Today, the memories and framed photos of him that grace the living room in her Carlsbad home are all that she has left.
On May 20, Marine Cpl. Oligschlaeger, 21, was found dead in his barracks room at Twentynine Palms Marine Corps Air Ground Combat Center in California.
Oligschlaeger was a mortar man assigned to the 1st Marine Division, and had recently returned from his second tour of duty in Iraq.
While the death was initially viewed as a suicide, Oligschlaeger's family and friends are not ready to concede that he willingly ended his life. The family will wait for the autopsy report from the Marine Corps, Smith said.
"He suffered from post traumatic stress disorder, and he was struggling with it.

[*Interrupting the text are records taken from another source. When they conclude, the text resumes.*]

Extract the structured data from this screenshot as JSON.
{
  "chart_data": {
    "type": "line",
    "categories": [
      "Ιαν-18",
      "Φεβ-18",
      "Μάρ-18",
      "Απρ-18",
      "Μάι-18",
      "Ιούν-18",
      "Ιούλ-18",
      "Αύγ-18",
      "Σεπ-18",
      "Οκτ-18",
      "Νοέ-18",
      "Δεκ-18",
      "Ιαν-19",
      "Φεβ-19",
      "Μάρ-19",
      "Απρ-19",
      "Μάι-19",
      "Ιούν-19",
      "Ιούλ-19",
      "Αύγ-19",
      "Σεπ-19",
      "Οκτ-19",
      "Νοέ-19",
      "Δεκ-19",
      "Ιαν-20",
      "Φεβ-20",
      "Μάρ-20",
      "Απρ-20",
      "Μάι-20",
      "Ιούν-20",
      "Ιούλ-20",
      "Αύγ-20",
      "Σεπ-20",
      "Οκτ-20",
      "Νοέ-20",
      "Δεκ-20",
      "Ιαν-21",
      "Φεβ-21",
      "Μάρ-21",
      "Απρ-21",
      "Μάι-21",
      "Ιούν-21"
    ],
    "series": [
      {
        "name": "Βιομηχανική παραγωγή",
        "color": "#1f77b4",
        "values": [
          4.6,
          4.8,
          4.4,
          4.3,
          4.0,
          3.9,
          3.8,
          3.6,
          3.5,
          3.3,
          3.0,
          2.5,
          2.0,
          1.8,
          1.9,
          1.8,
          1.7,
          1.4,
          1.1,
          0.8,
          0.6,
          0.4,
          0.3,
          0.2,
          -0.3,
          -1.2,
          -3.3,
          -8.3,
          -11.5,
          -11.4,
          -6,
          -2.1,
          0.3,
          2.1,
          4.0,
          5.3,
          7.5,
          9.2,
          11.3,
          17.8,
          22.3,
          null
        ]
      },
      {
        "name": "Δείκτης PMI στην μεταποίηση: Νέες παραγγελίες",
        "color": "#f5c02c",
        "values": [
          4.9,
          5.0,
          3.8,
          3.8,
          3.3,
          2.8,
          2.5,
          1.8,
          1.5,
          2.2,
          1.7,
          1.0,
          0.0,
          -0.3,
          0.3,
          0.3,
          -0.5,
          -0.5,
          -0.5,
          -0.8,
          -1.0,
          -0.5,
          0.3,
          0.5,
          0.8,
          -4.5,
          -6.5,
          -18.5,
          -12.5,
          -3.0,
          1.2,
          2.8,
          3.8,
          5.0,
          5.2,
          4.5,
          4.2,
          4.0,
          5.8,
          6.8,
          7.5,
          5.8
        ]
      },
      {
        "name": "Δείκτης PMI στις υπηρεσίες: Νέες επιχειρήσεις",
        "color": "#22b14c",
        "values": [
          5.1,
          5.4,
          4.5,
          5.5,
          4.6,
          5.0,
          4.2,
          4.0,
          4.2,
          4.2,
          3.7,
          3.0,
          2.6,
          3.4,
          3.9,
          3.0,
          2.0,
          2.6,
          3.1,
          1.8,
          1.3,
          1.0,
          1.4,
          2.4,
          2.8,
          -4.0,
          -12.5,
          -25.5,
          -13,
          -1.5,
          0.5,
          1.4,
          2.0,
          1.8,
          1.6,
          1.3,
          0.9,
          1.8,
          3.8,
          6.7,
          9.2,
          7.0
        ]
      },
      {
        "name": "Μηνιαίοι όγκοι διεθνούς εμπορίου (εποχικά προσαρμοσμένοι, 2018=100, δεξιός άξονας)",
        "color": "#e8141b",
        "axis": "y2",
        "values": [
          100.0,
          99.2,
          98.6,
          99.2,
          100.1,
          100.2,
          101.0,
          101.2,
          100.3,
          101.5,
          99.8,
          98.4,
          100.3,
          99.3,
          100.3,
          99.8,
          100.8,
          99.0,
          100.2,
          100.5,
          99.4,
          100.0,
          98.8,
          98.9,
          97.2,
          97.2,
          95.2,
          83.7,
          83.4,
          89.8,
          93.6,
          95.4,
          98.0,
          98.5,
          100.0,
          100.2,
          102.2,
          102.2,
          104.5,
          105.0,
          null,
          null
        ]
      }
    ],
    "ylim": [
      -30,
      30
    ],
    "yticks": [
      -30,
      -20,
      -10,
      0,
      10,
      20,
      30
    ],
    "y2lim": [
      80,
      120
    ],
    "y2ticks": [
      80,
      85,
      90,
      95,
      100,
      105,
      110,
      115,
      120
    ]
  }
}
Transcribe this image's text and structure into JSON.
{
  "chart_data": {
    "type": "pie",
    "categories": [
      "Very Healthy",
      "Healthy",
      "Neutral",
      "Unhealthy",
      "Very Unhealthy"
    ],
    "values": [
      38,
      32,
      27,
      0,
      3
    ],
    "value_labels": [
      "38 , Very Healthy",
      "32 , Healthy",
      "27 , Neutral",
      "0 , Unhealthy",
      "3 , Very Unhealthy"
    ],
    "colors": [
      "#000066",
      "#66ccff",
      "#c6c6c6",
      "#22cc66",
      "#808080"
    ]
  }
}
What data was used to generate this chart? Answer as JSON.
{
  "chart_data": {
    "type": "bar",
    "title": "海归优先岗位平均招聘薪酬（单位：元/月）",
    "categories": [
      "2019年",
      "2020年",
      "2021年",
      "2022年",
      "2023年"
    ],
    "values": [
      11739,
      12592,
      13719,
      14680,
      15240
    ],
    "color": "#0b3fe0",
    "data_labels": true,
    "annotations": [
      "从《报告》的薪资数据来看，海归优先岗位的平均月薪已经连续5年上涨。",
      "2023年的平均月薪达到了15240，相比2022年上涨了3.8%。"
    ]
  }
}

He was on eight different medications. From what we have learned, there was not much medical supervision on how he was to take the medications," Smith said.
"His Marine friends have said that, knowing Chad and having fought by his side, they don't believe he was capable of committing suicide. Our family feels the same way."
http://www.currentargus.com/ci_9507024
1 comment:
This seems to be the common answer to any questions of the death of our soldiers. More and more families are questioning the deaths of our soldiers. As the Pentagon has lied about everything why should we believe them now. It's that old Boy Who Cried Wolf again. If they had been honest we wouldn't think their lying again.